“Onde estão os dados?”: Porque é que ainda aceitamos decisões políticas sem provas em 2025
- Daniela Santos
- 4 de ago.
- 3 min de leitura
Vivemos num mundo onde a inteligência artificial cada vez mais trabalha na previsão do nosso comportamento, os dados circulam em tempo real e as decisões de produto são testadas e ajustadas constantemente.
E no entanto, em 2025, continuamos a ver decisões políticas a serem tomadas — e aceites — sem qualquer base em evidência.
Propostas que afetam milhões são apresentadas sem indicadores claros.
Conferências de imprensa cheias de promessas, mas sem gráficos ou números.

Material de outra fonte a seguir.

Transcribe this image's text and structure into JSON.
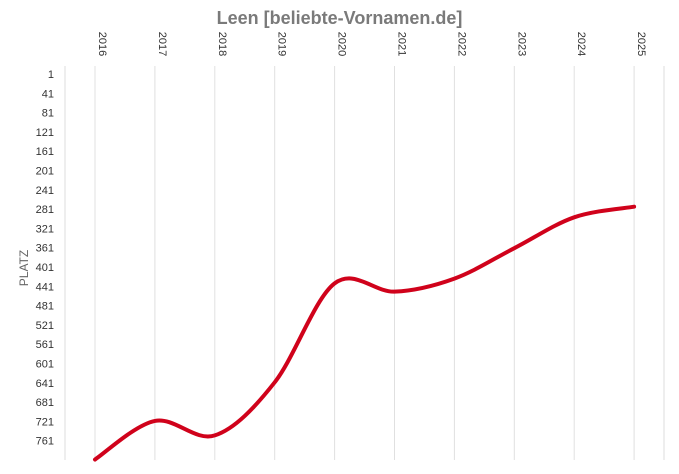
{
  "chart_data": {
    "type": "line",
    "title": "Leen [beliebte-Vornamen.de]",
    "xlabel": "",
    "ylabel": "PLATZ",
    "y_inverted": true,
    "ylim": [
      1,
      800
    ],
    "yticks": [
      1,
      41,
      81,
      121,
      161,
      201,
      241,
      281,
      321,
      361,
      401,
      441,
      481,
      521,
      561,
      601,
      641,
      681,
      721,
      761
    ],
    "x": [
      "2016",
      "2017",
      "2018",
      "2019",
      "2020",
      "2021",
      "2022",
      "2023",
      "2024",
      "2025"
    ],
    "grid": "vertical",
    "line_color": "#d0021b",
    "series": [
      {
        "values": [
          800,
          720,
          750,
          640,
          435,
          452,
          425,
          362,
          298,
          276
        ]
      }
    ]
  }
}
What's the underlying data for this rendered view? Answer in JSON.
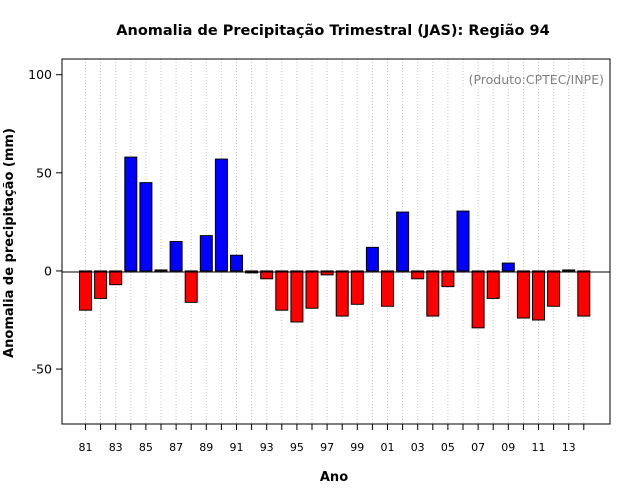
{
  "chart_data": {
    "type": "bar",
    "title": "Anomalia de Precipitação Trimestral (JAS): Região 94",
    "xlabel": "Ano",
    "ylabel": "Anomalia de precipitação (mm)",
    "annotation": "(Produto:CPTEC/INPE)",
    "ylim": [
      -78,
      108
    ],
    "yticks": [
      -50,
      0,
      50,
      100
    ],
    "grid": "vertical-dotted",
    "positive_color": "#0000ff",
    "negative_color": "#ff0000",
    "categories": [
      "81",
      "82",
      "83",
      "84",
      "85",
      "86",
      "87",
      "88",
      "89",
      "90",
      "91",
      "92",
      "93",
      "94",
      "95",
      "96",
      "97",
      "98",
      "99",
      "00",
      "01",
      "02",
      "03",
      "04",
      "05",
      "06",
      "07",
      "08",
      "09",
      "10",
      "11",
      "12",
      "13",
      "14"
    ],
    "xtick_labels": [
      "81",
      "83",
      "85",
      "87",
      "89",
      "91",
      "93",
      "95",
      "97",
      "99",
      "01",
      "03",
      "05",
      "07",
      "09",
      "11",
      "13"
    ],
    "values": [
      -20,
      -14,
      -7,
      58,
      45,
      0.5,
      15,
      -16,
      18,
      57,
      8,
      -1,
      -4,
      -20,
      -26,
      -19,
      -2,
      -23,
      -17,
      12,
      -18,
      30,
      -4,
      -23,
      -8,
      30.5,
      -29,
      -14,
      4,
      -24,
      -25,
      -18,
      0.5,
      -23
    ]
  }
}
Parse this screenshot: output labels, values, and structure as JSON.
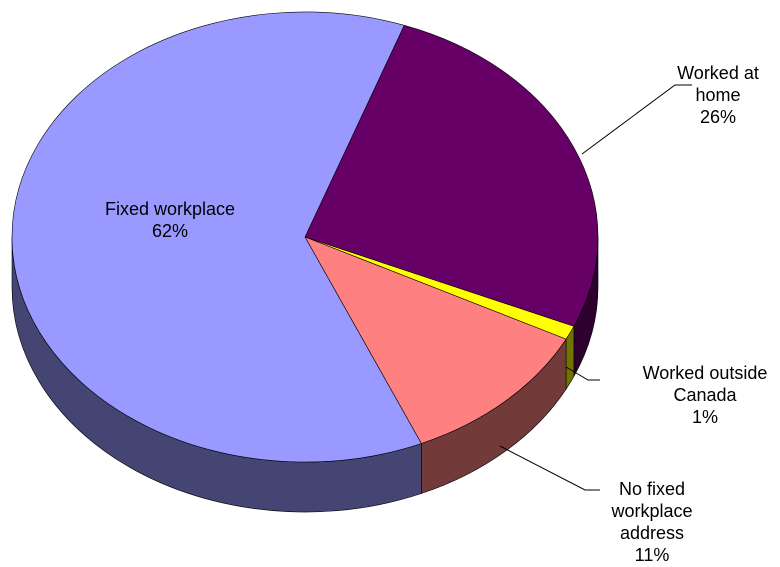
{
  "chart_data": {
    "type": "pie",
    "categories": [
      "Worked at home",
      "Worked outside Canada",
      "No fixed workplace address",
      "Fixed workplace"
    ],
    "values": [
      26,
      1,
      11,
      62
    ],
    "value_labels": [
      "26%",
      "1%",
      "11%",
      "62%"
    ],
    "colors": [
      "#660066",
      "#ffff00",
      "#ff8080",
      "#9999ff"
    ]
  }
}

Campanhas construídas com emoção, não com factos. E quando alguém pergunta: “Onde estão os dados?”, a resposta é muitas vezes vaga, ou simplesmente não vem.
Porque é que isto continua a acontecer?
O paradoxo: ferramentas modernas, política à antiga
Hoje temos acesso a estudos de comportamento, modelos preditivos e sistemas de machine learning que nos ajudam a tomar decisões em quase todas as áreas:
Empresas testam até o botão de um site antes de o lançar.
Aplicações adaptam-se ao nosso comportamento em tempo real.
A neurociência explica como tomamos decisões, o que nos motiva e até o que nos bloqueia.
Sabemos mais do que nunca sobre como as pessoas funcionam. E temos ferramentas que nos permitem medir quase tudo.
Mas quando os governos mudam leis, mexem na educação ou tomam decisões sobre a vida familiar, raramente mostram os dados por detrás dessas medidas.
E o mais estranho? Continuamos a seguir em frente como se isso fosse normal.
Porque é que não exigimos os dados?
É fácil dizer que “as pessoas não querem saber”. Mas não é verdade. As pessoas preocupam-se — com justiça, com estabilidade, com o futuro.
A explicação está mais no que nos faz humanos:
Emoção > Informação
O nosso cérebro reage primeiro à emoção. A amígdala (a parte do cérebro que processa emoções) reage antes do raciocínio entrar em ação.
Como explicou o neurocientista Antonio Damasio, “não somos máquinas de pensar que sentem; somos máquinas de sentir que pensam”.
É por isso que discursos que despertam medo, orgulho ou raiva ficam mais na memória do que gráficos ou estatísticas.
Viés de confirmação
Tendemos a dar mais atenção às ideias que confirmam o que já acreditamos. Mesmo quando há provas em contrário, o nosso cérebro tenta proteger as nossas convicções.
Na política, isso cria bolhas onde deixamos de questionar e só ouvimos quem diz o que queremos ouvir.
Excesso de informação
Somos bombardeados por notícias, opiniões, notificações e dados. Para gerir tudo, o cérebro simplifica.
Preferimos mensagens claras e diretas a análises complexas. O nosso sistema nervoso simplesmente não aguenta estar sempre em modo “crítico”.
Falta de confiança nas instituições
Quando as pessoas deixam de confiar nas instituições, também deixam de confiar nos dados — mesmo quando são verdadeiros.
O que sentimos sobre quem diz algo torna-se mais importante do que aquilo que está a ser dito.
Cansaço e desmotivação
Estar constantemente a tentar perceber o que é verdade e o que é manipulação cansa.
Chega a um ponto em que muitos preferem desligar. Só querem alguém que tome decisões, mesmo que não mostre provas.
E agora?
Esta questão não é sobre partidos ou ideologias. É sobre responsabilidade num tempo em que temos ferramentas e conhecimento como nunca antes.
Conseguimos medir o impacto de uma campanha em tempo real. Sabemos como as pessoas reagem a decisões. Temos formas de prever riscos sociais.
Então porque é que ainda aceitamos decisões que não mostram dados, nem resultados?
Se numa empresa pedimos métricas para cada funcionalidade, porque é que não pedimos o mesmo a quem decide sobre saúde, educação ou direitos?
Vivemos nós uma era de dados, desperdiçada?
As ferramentas estão cá. Os dados existem. A ciência também.
Mas enquanto as decisões políticas forem mais sobre performance do que progresso —
E enquanto formos mais movidos por discursos do que por provas —
Vamos continuar a viver com uma mentalidade do século XX num mundo do século XXI.
Em 2025, os dados deviam ser o início da conversa política — não aquilo que falta no fim.
Deixo a pergunta: num mundo cheio de respostas, porque continuamos a seguir quem não nos dá nenhuma?